Au bord du vide
Avec Panik, recueil qui vient
de paraître aux éditions Le Chat qui tousse, Sophie G lucas
semble suivre la voie tracée par ses précédents
livres. En effet, il s’agit à nouveau de textes courts
en prose, sans majuscules ni ponctuation.
Si l’évocation du quotidien dans sa banalité y est
préférée pour couper court à tout lyrisme,
la narration n’est cependant pas absente. D’un texte à
l’autre on retrouve des êtres soumis à la violence
et à l’usure du travail « aller se miner le corps
à l’usine des fois des gens se tuent », «
elle (…) n’entend pas pleuvoir les commandes des clients
dans son dos (…) des oiseaux tard bien trop tard pour les suivre
» ; une enfant qui se terre sous les draps tandis qu’à
côté on pleure un mort ; une femme figée dans l’attente
de l’amour maternel qui ne viendra pas ; et, de façon récurrente,
le vertige, la tentation du suicide : « elle avançait
bleue la rivière et les cailloux battant sa nuque (…) elle
priait bleue qu’on ne la retrouve pas ». Sophie G Lucas
sait mettre à jour ces drames qui se font en silence, passant
par les détails les plus concrets, un seul adjectif changeant
le ton d’un texte, tel ce « lait tourné aux coins
des lèvres ».
La violence n’est jamais évoquée directement, elle
surgit au détour d’une scène. La parole est saisie
dans une tension de lutte et de résistance. Il s’agit de
se libérer « de nos propriétaires les pères
et les mères allons à la chasse enfumer les terriers faire
déguerpir les nuisibles à l’occasion tirer un ou
deux coups de fusil ». Ce ton guerrier est faussement victorieux.
En réalité, on ne sait qui remporte l’ultime victoire,
mais le lecteur est clairement invité à se ranger aux
côtés du narrateur, du côté du « on
» victime des « ils » : « on rentre la tête
les mains les pieds on résiste on ne voit pas où ils veulent
en venir (…) toujours on se tait ». La fin de ce poème
est équivoque : « qu’ils ne nous voient pas vivre
surtout qu’ils nous oublient », car si l’indifférence
peut tuer, elle peut aussi permettre la fuite… Mais les souvenirs
sont cette « vie seconde » dont on ne se débarrasse
jamais vraiment.

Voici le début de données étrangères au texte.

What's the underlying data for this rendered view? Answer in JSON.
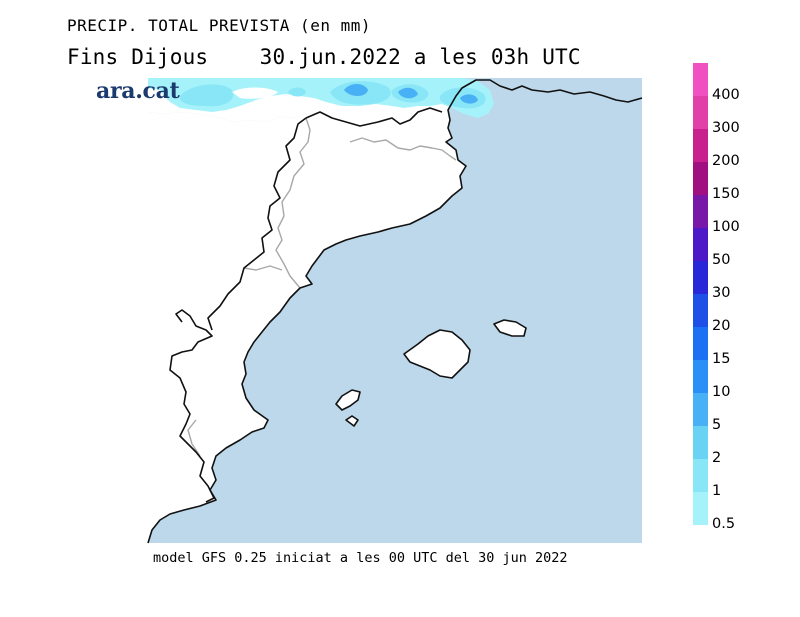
{
  "header": {
    "title": "PRECIP. TOTAL PREVISTA (en mm)",
    "subtitle": "Fins Dijous    30.jun.2022 a les 03h UTC"
  },
  "logo": {
    "text": "ara.cat"
  },
  "footer": {
    "text": "model GFS 0.25 iniciat a les 00 UTC del 30 jun 2022"
  },
  "colors": {
    "sea": "#bcd8ea",
    "land": "#ffffff",
    "coast": "#111111",
    "border": "#a8a8a8"
  },
  "legend": {
    "items": [
      {
        "label": "400",
        "color": "#f050c0"
      },
      {
        "label": "300",
        "color": "#e040a8"
      },
      {
        "label": "200",
        "color": "#c8208c"
      },
      {
        "label": "150",
        "color": "#a01080"
      },
      {
        "label": "100",
        "color": "#7818a8"
      },
      {
        "label": "50",
        "color": "#4c18c8"
      },
      {
        "label": "30",
        "color": "#2828d8"
      },
      {
        "label": "20",
        "color": "#1e50e8"
      },
      {
        "label": "15",
        "color": "#1c70f4"
      },
      {
        "label": "10",
        "color": "#2a90f8"
      },
      {
        "label": "5",
        "color": "#48b0f4"
      },
      {
        "label": "2",
        "color": "#6ad2f2"
      },
      {
        "label": "1",
        "color": "#88e6f6"
      },
      {
        "label": "0.5",
        "color": "#a6f2fa"
      }
    ]
  }
}
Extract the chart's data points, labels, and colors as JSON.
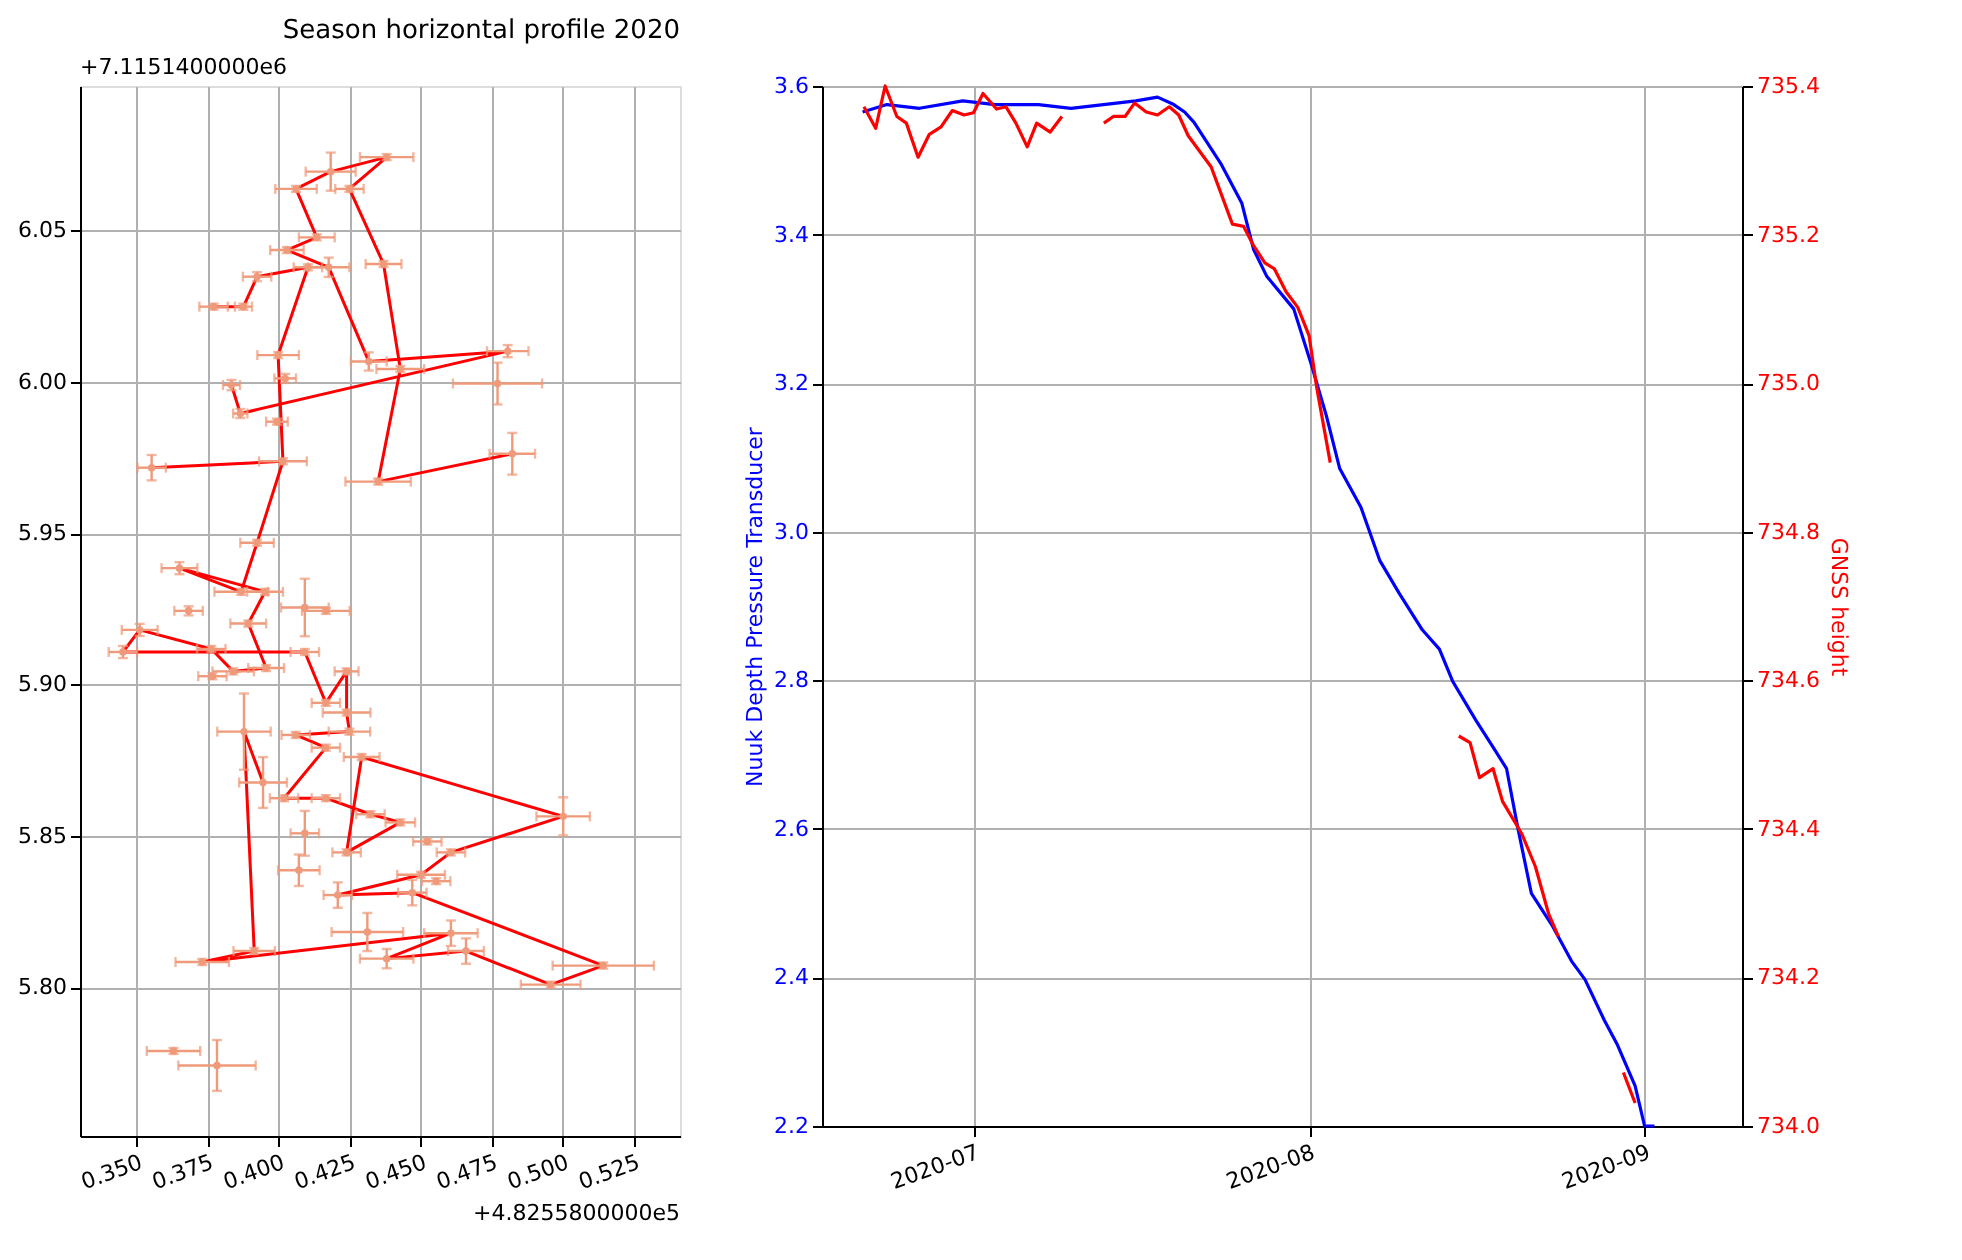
{
  "chart_data": [
    {
      "type": "scatter",
      "title": "Season horizontal profile 2020",
      "annotations": [
        "+4.8255800000e5",
        "+7.1151400000e6"
      ],
      "xlim": [
        0.3301,
        0.5412
      ],
      "ylim": [
        5.7508,
        6.0977
      ],
      "xticks": [
        {
          "value": 0.35,
          "label": "0.350"
        },
        {
          "value": 0.375,
          "label": "0.375"
        },
        {
          "value": 0.4,
          "label": "0.400"
        },
        {
          "value": 0.425,
          "label": "0.425"
        },
        {
          "value": 0.45,
          "label": "0.450"
        },
        {
          "value": 0.475,
          "label": "0.475"
        },
        {
          "value": 0.5,
          "label": "0.500"
        },
        {
          "value": 0.525,
          "label": "0.525"
        }
      ],
      "yticks": [
        {
          "value": 5.8,
          "label": "5.80"
        },
        {
          "value": 5.85,
          "label": "5.85"
        },
        {
          "value": 5.9,
          "label": "5.90"
        },
        {
          "value": 5.95,
          "label": "5.95"
        },
        {
          "value": 6.0,
          "label": "6.00"
        },
        {
          "value": 6.05,
          "label": "6.05"
        }
      ],
      "grid": true,
      "line_style": "solid",
      "series": [
        {
          "type": "line",
          "color": "#ff0000",
          "marker": "none",
          "x": [
            0.4822,
            0.435,
            0.4428,
            0.4369,
            0.4249,
            0.438,
            0.4183,
            0.4061,
            0.4134,
            0.4029,
            0.4176,
            0.4317,
            0.4806,
            0.3865,
            0.3834
          ],
          "values": [
            5.9762,
            5.967,
            6.0042,
            6.0389,
            6.0637,
            6.0742,
            6.0694,
            6.0637,
            6.0477,
            6.0435,
            6.0378,
            6.0067,
            6.0101,
            5.9895,
            5.9989
          ]
        },
        {
          "type": "line",
          "color": "#ff0000",
          "marker": "none",
          "x": [
            0.3771,
            0.3876,
            0.3924,
            0.4103,
            0.3998,
            0.4015,
            0.3553
          ],
          "values": [
            6.0248,
            6.0248,
            6.0347,
            6.0378,
            6.0088,
            5.9737,
            5.9716
          ]
        },
        {
          "type": "line",
          "color": "#ff0000",
          "marker": "none",
          "x": [
            0.4015,
            0.3924,
            0.3868,
            0.3651,
            0.3952,
            0.3893,
            0.3956,
            0.384,
            0.3763,
            0.3511,
            0.3452,
            0.4092,
            0.4166,
            0.4239,
            0.4239,
            0.4249,
            0.406,
            0.4166,
            0.4019,
            0.4166,
            0.4323,
            0.4428,
            0.4239,
            0.4292,
            0.5001,
            0.4606,
            0.4501,
            0.4208,
            0.447,
            0.5142,
            0.4957,
            0.4659,
            0.438,
            0.4606,
            0.3731,
            0.3914,
            0.3878,
            0.3945
          ],
          "values": [
            5.9737,
            5.9468,
            5.9306,
            5.9384,
            5.9306,
            5.9201,
            5.9054,
            5.9043,
            5.9117,
            5.918,
            5.9107,
            5.9107,
            5.8939,
            5.9043,
            5.8907,
            5.8844,
            5.8833,
            5.8791,
            5.8624,
            5.8624,
            5.8571,
            5.8544,
            5.8445,
            5.876,
            5.8564,
            5.8445,
            5.8371,
            5.8304,
            5.8312,
            5.8071,
            5.8008,
            5.8119,
            5.8094,
            5.8178,
            5.8083,
            5.8119,
            5.8844,
            5.8676
          ]
        },
        {
          "type": "scatter",
          "color": "#ef9a7a",
          "marker": "circle",
          "x": [
            0.438,
            0.4183,
            0.4061,
            0.4249,
            0.4134,
            0.4029,
            0.4176,
            0.4103,
            0.4369,
            0.3924,
            0.3771,
            0.3876,
            0.3998,
            0.4317,
            0.4428,
            0.4806,
            0.477,
            0.4023,
            0.3834,
            0.3865,
            0.3994,
            0.4015,
            0.3553,
            0.435,
            0.4822,
            0.3924,
            0.3651,
            0.3868,
            0.3952,
            0.3683,
            0.4092,
            0.4166,
            0.3511,
            0.3893,
            0.3763,
            0.3452,
            0.4092,
            0.3956,
            0.384,
            0.3767,
            0.4239,
            0.4166,
            0.4239,
            0.3878,
            0.4249,
            0.406,
            0.4166,
            0.4292,
            0.3945,
            0.5001,
            0.4019,
            0.4166,
            0.4323,
            0.4428,
            0.4239,
            0.4523,
            0.4606,
            0.4092,
            0.4071,
            0.4501,
            0.4554,
            0.4208,
            0.447,
            0.4312,
            0.4606,
            0.3914,
            0.3731,
            0.438,
            0.4659,
            0.5142,
            0.4957,
            0.363,
            0.3783
          ],
          "values": [
            6.0742,
            6.0694,
            6.0637,
            6.0637,
            6.0477,
            6.0435,
            6.0378,
            6.0378,
            6.0389,
            6.0347,
            6.0248,
            6.0248,
            6.0088,
            6.0067,
            6.0042,
            6.0101,
            5.9994,
            6.0011,
            5.9989,
            5.9895,
            5.9868,
            5.9737,
            5.9716,
            5.967,
            5.9762,
            5.9468,
            5.9384,
            5.9306,
            5.9306,
            5.9243,
            5.9254,
            5.9243,
            5.918,
            5.9201,
            5.9117,
            5.9107,
            5.9107,
            5.9054,
            5.9043,
            5.9027,
            5.9043,
            5.8939,
            5.8907,
            5.8844,
            5.8844,
            5.8833,
            5.8791,
            5.876,
            5.8676,
            5.8564,
            5.8624,
            5.8624,
            5.8571,
            5.8544,
            5.8445,
            5.8481,
            5.8445,
            5.8508,
            5.8386,
            5.8371,
            5.835,
            5.8304,
            5.8312,
            5.8182,
            5.8178,
            5.8119,
            5.8083,
            5.8094,
            5.8119,
            5.8071,
            5.8008,
            5.7789,
            5.7741
          ],
          "errors": [
            0.001,
            0.0063,
            0.001,
            0.001,
            0.001,
            0.001,
            0.0032,
            0.001,
            0.001,
            0.0015,
            0.001,
            0.001,
            0.001,
            0.003,
            0.001,
            0.002,
            0.0069,
            0.0015,
            0.0017,
            0.0015,
            0.001,
            0.001,
            0.0042,
            0.001,
            0.0069,
            0.001,
            0.002,
            0.001,
            0.001,
            0.0015,
            0.0095,
            0.001,
            0.002,
            0.001,
            0.001,
            0.002,
            0.001,
            0.001,
            0.001,
            0.001,
            0.001,
            0.001,
            0.001,
            0.0126,
            0.001,
            0.001,
            0.001,
            0.001,
            0.0084,
            0.0063,
            0.001,
            0.001,
            0.001,
            0.001,
            0.001,
            0.001,
            0.001,
            0.0074,
            0.0052,
            0.001,
            0.001,
            0.0042,
            0.0042,
            0.0063,
            0.0042,
            0.001,
            0.001,
            0.0032,
            0.0042,
            0.001,
            0.001,
            0.001,
            0.0084
          ],
          "xerrors": [
            0.0094,
            0.0088,
            0.0073,
            0.005,
            0.0063,
            0.0059,
            0.0073,
            0.005,
            0.0063,
            0.005,
            0.005,
            0.003,
            0.0073,
            0.0063,
            0.0084,
            0.0073,
            0.0157,
            0.0038,
            0.003,
            0.0025,
            0.0038,
            0.0084,
            0.005,
            0.0115,
            0.008,
            0.0059,
            0.0063,
            0.0094,
            0.0063,
            0.005,
            0.0084,
            0.0084,
            0.0063,
            0.0063,
            0.005,
            0.005,
            0.005,
            0.0063,
            0.0073,
            0.005,
            0.0042,
            0.005,
            0.0084,
            0.0094,
            0.0073,
            0.005,
            0.005,
            0.0063,
            0.0084,
            0.0094,
            0.005,
            0.005,
            0.005,
            0.0052,
            0.005,
            0.005,
            0.005,
            0.005,
            0.0073,
            0.0084,
            0.005,
            0.005,
            0.005,
            0.0126,
            0.0094,
            0.0073,
            0.0094,
            0.0094,
            0.0063,
            0.0178,
            0.0105,
            0.0094,
            0.0136
          ]
        }
      ]
    },
    {
      "type": "line",
      "ylabel": "Nuuk Depth Pressure Transducer",
      "y2label": "GNSS height",
      "xlim": [
        "2020-06-17",
        "2020-09-10"
      ],
      "xticks": [
        {
          "value": "2020-07-01",
          "label": "2020-07"
        },
        {
          "value": "2020-08-01",
          "label": "2020-08"
        },
        {
          "value": "2020-09-01",
          "label": "2020-09"
        }
      ],
      "ylim": [
        2.2,
        3.6
      ],
      "yticks": [
        2.2,
        2.4,
        2.6,
        2.8,
        {
          "value": 3.0,
          "label": "3.0"
        },
        3.2,
        3.4,
        3.6
      ],
      "y2lim": [
        734.0,
        735.4
      ],
      "y2ticks": [
        {
          "value": 734.0,
          "label": "734.0"
        },
        734.2,
        734.4,
        734.6,
        734.8,
        {
          "value": 735.0,
          "label": "735.0"
        },
        735.2,
        735.4
      ],
      "grid": true,
      "line_style": "solid",
      "marker": "none",
      "series": [
        {
          "color": "#0000ff",
          "x": [
            "2020-06-20T18:00",
            "2020-06-23T00:00",
            "2020-06-26T00:00",
            "2020-06-30T00:00",
            "2020-07-03T00:00",
            "2020-07-07T00:00",
            "2020-07-10T00:00",
            "2020-07-13T00:00",
            "2020-07-16T00:00",
            "2020-07-18T00:00",
            "2020-07-19T12:00",
            "2020-07-20T12:00",
            "2020-07-21T09:00",
            "2020-07-23T20:00",
            "2020-07-25T19:00",
            "2020-07-26T21:00",
            "2020-07-28T02:00",
            "2020-07-30T14:00",
            "2020-08-01T04:00",
            "2020-08-02T14:00",
            "2020-08-03T20:00",
            "2020-08-05T19:00",
            "2020-08-07T13:00",
            "2020-08-09T08:00",
            "2020-08-11T11:00",
            "2020-08-13T01:00",
            "2020-08-14T07:00",
            "2020-08-16T10:00",
            "2020-08-18T00:00",
            "2020-08-19T06:00",
            "2020-08-20T07:00",
            "2020-08-21T13:00",
            "2020-08-23T12:00",
            "2020-08-25T06:00",
            "2020-08-26T12:00",
            "2020-08-28T07:00",
            "2020-08-29T12:00",
            "2020-08-31T03:00",
            "2020-09-01T00:00",
            "2020-09-01T22:00"
          ],
          "values": [
            3.565,
            3.575,
            3.57,
            3.58,
            3.575,
            3.575,
            3.57,
            3.575,
            3.58,
            3.585,
            3.575,
            3.565,
            3.551,
            3.496,
            3.442,
            3.38,
            3.344,
            3.3,
            3.227,
            3.157,
            3.085,
            3.033,
            2.961,
            2.917,
            2.868,
            2.842,
            2.798,
            2.746,
            2.71,
            2.681,
            2.601,
            2.513,
            2.469,
            2.422,
            2.397,
            2.342,
            2.309,
            2.254,
            2.2,
            2.2
          ]
        },
        {
          "color": "#ff0000",
          "axis": "y2",
          "x": [
            "2020-06-20T21:00",
            "2020-06-21T23:00",
            "2020-06-22T20:00",
            "2020-06-23T22:00",
            "2020-06-24T19:00",
            "2020-06-25T21:00",
            "2020-06-26T22:00",
            "2020-06-28T00:00",
            "2020-06-29T01:00",
            "2020-06-30T03:00",
            "2020-07-01T00:00",
            "2020-07-01T21:00",
            "2020-07-03T03:00",
            "2020-07-04T00:00",
            "2020-07-04T22:00",
            "2020-07-05T23:00",
            "2020-07-06T20:00",
            "2020-07-08T02:00",
            "2020-07-09T04:00",
            "2020-07-11T00:00",
            "2020-07-13T01:00",
            "2020-07-13T22:00",
            "2020-07-15T00:00",
            "2020-07-15T21:00",
            "2020-07-16T23:00",
            "2020-07-18T00:00",
            "2020-07-19T02:00",
            "2020-07-19T23:00",
            "2020-07-20T20:00",
            "2020-07-22T23:00",
            "2020-07-24T22:00",
            "2020-07-25T23:00",
            "2020-07-26T21:00",
            "2020-07-27T22:00",
            "2020-07-28T19:00",
            "2020-07-29T21:00",
            "2020-07-30T23:00",
            "2020-08-01T00:00",
            "2020-08-01T17:00",
            "2020-08-02T23:00",
            "2020-08-08T00:00",
            "2020-08-14T20:00",
            "2020-08-15T21:00",
            "2020-08-16T18:00",
            "2020-08-18T00:00",
            "2020-08-18T21:00",
            "2020-08-20T16:00",
            "2020-08-21T22:00",
            "2020-08-23T03:00",
            "2020-08-24T01:00",
            "2020-08-27T00:00",
            "2020-08-30T01:00",
            "2020-08-31T03:00"
          ],
          "values": [
            735.372,
            735.343,
            735.4,
            735.359,
            735.35,
            735.304,
            735.335,
            735.345,
            735.367,
            735.361,
            735.364,
            735.39,
            735.369,
            735.372,
            735.35,
            735.318,
            735.35,
            735.338,
            735.359,
            null,
            735.35,
            735.359,
            735.359,
            735.377,
            735.365,
            735.361,
            735.372,
            735.361,
            735.333,
            735.291,
            735.214,
            735.211,
            735.185,
            735.162,
            735.154,
            735.123,
            735.102,
            735.064,
            734.994,
            734.893,
            null,
            734.525,
            734.516,
            734.469,
            734.481,
            734.437,
            734.393,
            734.349,
            734.286,
            734.255,
            null,
            734.072,
            734.031
          ]
        }
      ]
    }
  ]
}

Et l’angoisse peut resurgir à tout moment
« à son retour le silence de la maison de ses voisins
(…) la vie seconde adossée là et c’est la
panique presque ».
Ce « presque » sur lequel se clôt le recueil renvoie
à la très belle citation de Jacques Réda mise en
exergue du livre « Comment j’avance maintenant, c’est
par une succession de mille petites morts de justesse évitées.
» Et en effet, tout au long de la lecture de ce livre, on
ne peut se départir de l’impression de lire la parole d’une
rescapée qui, ayant vécu dans la proximité de la
mort sans y être engloutie, a su faire naître une parole
au bord du vide où d’autres peuvent prendre place. Cette
parole nue, sans concession, pourra aussi déranger tant elle
est centrée sur la douleur et sa traversée, mais c’est
qu’elle n’a pas de temps à perdre ailleurs, sa vérité
est là, c’est là qu’elle prend sa source,
de là qu’elle peut irradier. Et nous rejoindre.